Question

A balloon is ascending at the rate of $14\,m/s$ at a height of $98\,m$ above the ground where a packet is dropped from the balloon. After how much time and with velocity does it reach the ground?

Answer 1

Hint: In this problem, we will use Equation of Motion,
$
  v = u + at \\
  s = ut + \dfrac{1}{2}a{t^2} \\
$
where, $s = $ distance/displacement
                  $u = $ initial velocity
                  $a = $ acceleration due to gravity
                  $t = $ time taken
Use the given hint to solve the above problem.
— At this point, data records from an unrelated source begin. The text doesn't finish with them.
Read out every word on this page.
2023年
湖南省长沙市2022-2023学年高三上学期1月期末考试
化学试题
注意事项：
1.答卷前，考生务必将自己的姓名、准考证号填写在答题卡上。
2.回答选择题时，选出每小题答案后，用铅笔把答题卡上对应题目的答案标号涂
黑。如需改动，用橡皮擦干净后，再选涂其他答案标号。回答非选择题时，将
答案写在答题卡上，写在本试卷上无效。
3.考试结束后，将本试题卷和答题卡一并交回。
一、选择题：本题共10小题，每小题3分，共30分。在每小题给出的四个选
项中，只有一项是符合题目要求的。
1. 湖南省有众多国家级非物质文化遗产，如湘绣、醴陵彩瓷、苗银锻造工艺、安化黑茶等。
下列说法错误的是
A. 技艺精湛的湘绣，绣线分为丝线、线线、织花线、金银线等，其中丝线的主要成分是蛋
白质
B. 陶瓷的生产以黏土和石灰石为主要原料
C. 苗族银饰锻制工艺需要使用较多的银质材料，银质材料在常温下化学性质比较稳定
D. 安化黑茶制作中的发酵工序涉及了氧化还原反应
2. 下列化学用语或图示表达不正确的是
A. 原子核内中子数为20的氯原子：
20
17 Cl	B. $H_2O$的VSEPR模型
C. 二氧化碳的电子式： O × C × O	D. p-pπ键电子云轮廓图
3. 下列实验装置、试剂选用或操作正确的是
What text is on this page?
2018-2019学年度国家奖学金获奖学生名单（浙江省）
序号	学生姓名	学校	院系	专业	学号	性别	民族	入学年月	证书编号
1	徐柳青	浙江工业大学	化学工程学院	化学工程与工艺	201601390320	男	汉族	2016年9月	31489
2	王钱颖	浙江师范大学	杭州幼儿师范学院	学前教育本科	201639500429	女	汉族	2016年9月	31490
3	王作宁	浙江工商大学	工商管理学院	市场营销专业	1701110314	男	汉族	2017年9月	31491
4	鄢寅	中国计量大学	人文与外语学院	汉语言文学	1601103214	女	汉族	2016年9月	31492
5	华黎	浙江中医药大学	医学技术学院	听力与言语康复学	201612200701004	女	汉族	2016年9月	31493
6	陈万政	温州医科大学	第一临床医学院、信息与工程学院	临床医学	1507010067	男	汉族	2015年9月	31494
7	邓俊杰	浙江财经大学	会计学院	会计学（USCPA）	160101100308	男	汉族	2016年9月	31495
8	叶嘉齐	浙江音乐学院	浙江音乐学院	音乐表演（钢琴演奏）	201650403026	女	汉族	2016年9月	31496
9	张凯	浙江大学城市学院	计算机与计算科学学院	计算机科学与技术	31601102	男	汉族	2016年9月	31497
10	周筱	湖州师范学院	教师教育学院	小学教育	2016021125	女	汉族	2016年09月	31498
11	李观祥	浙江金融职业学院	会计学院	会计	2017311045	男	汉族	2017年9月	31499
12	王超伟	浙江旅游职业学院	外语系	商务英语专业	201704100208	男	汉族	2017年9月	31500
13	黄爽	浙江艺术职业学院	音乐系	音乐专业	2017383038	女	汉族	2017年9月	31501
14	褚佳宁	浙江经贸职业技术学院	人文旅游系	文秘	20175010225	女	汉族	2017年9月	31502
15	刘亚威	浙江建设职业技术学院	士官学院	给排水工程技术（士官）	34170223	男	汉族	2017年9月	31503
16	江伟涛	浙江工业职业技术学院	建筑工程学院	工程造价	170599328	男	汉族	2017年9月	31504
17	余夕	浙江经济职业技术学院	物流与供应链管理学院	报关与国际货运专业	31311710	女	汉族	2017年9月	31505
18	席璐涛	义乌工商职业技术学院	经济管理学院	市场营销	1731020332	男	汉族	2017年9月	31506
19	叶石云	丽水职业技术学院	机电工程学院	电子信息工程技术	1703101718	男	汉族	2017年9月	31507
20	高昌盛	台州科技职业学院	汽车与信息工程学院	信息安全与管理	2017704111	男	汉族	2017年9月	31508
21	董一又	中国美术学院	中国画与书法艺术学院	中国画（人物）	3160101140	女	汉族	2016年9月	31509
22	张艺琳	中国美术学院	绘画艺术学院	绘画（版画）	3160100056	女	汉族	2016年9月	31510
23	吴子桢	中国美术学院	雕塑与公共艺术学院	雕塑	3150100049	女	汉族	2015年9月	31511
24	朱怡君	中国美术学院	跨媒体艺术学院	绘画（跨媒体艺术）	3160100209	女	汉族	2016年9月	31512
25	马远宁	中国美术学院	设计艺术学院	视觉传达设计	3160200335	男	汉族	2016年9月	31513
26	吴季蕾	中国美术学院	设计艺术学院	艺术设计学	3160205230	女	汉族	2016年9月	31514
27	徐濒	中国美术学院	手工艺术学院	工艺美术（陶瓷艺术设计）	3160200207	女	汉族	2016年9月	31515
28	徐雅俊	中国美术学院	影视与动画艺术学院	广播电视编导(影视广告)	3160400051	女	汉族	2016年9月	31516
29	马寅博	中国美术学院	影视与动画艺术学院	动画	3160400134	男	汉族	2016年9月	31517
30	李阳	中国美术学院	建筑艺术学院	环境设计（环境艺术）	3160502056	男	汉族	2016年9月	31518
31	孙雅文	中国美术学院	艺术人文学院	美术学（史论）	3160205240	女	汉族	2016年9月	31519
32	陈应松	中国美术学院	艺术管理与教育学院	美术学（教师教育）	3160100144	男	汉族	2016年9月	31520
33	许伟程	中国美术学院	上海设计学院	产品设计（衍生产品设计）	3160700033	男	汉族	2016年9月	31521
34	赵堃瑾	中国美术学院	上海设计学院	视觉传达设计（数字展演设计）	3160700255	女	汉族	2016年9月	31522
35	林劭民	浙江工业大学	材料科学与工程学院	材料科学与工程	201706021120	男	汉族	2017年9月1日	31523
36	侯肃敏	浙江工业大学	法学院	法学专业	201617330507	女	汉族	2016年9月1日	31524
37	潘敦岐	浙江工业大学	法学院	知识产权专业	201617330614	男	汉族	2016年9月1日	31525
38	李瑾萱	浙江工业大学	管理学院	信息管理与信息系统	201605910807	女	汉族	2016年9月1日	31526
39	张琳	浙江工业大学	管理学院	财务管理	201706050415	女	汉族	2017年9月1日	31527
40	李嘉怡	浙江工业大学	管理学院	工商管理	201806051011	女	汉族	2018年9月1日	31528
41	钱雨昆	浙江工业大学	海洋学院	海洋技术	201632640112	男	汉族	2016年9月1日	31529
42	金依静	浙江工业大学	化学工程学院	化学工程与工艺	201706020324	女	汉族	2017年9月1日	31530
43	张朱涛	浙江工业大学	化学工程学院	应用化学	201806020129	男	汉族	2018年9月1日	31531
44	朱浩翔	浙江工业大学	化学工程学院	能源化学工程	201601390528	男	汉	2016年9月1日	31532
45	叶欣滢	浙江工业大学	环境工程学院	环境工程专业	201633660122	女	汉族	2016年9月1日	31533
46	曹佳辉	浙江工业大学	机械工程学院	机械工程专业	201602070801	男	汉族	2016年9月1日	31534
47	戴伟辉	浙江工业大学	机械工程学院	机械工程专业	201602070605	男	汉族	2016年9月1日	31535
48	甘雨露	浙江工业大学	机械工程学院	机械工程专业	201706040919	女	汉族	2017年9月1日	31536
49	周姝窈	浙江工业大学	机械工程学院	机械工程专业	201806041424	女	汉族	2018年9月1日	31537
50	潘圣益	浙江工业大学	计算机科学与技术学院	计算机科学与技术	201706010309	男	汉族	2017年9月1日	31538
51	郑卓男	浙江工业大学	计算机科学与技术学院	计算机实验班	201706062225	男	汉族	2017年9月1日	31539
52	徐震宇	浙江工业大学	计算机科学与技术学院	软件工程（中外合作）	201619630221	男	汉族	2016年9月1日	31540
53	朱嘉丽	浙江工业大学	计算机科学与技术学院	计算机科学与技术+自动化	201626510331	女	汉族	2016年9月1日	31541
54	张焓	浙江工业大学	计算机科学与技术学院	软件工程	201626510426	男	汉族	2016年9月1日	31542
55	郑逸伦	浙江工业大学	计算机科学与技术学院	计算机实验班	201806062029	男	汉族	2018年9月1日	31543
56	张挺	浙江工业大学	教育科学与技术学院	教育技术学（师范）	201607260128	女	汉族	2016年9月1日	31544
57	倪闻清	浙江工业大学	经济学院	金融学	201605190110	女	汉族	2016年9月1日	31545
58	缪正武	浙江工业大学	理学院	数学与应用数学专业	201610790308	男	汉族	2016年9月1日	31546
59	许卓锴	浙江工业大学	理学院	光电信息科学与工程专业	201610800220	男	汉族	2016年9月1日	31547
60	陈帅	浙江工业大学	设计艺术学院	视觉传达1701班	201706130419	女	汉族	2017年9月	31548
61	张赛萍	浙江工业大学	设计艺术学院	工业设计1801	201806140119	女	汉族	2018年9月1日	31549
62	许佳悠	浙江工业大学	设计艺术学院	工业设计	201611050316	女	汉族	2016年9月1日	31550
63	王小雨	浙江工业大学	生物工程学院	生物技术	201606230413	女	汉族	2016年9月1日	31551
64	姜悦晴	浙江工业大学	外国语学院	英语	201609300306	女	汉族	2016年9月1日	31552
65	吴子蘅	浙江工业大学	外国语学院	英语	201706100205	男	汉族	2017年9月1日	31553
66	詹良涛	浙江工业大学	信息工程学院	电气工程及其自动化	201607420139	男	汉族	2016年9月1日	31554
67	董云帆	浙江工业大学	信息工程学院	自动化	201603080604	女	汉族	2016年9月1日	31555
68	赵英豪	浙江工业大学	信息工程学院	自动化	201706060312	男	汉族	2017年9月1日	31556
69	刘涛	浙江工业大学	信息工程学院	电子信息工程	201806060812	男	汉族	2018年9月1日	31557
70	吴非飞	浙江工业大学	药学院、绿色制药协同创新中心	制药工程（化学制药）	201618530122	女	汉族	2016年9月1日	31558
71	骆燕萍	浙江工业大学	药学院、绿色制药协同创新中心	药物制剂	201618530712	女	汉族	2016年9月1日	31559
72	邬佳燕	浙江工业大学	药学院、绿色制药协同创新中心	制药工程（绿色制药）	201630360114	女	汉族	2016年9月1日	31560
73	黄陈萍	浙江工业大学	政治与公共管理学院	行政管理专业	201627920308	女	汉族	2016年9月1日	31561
Complete Step-by-Step solution:
Initial velocity= $ + 14\,m/s$(upward)
Acceleration due to gravity= $ - 10\,m/s$(downward)
Displacement= $ - 98\,m$(downward)
Assume, $g = 10\,m/{s^2}$
Now, $s = ut + \dfrac{1}{2}g{t^2}$
$ - 98 = 14 \times t + \dfrac{1}{2}( - 10){t^2}$
$14t - 5{t^2} + 98 = 0$
$5{t^2} - 14t - 98 = 0$
$t = \dfrac{{ - ( - 14) \pm \sqrt {{{\left( {14} \right)}^2} - 4\left( 5 \right)\left( { - 98} \right)} }}{{2 \times 5}}$
$t = \dfrac{{ + 14 \pm \left( {46.43} \right)}}{{10}}$
$t = 6.043\,\sec $
Velocity when it reaches ground:
$v = u + gt$
$v = \left( {14} \right) + \left( { - 10} \right) \times 6.043$
$v = - 46.43\,m/s$
So, time taken , $t = 6.043\,\sec $ and with the velocity ,$v = - 46.43\,m/s$ packet reaches the ground.

Note: In this problem, the sign conventions must be known that when the velocity is directed upwards, a positive $\left( + \right)$ sign is taken. When the velocity is directed downwards, a negative $\left( - \right)$ sign is taken.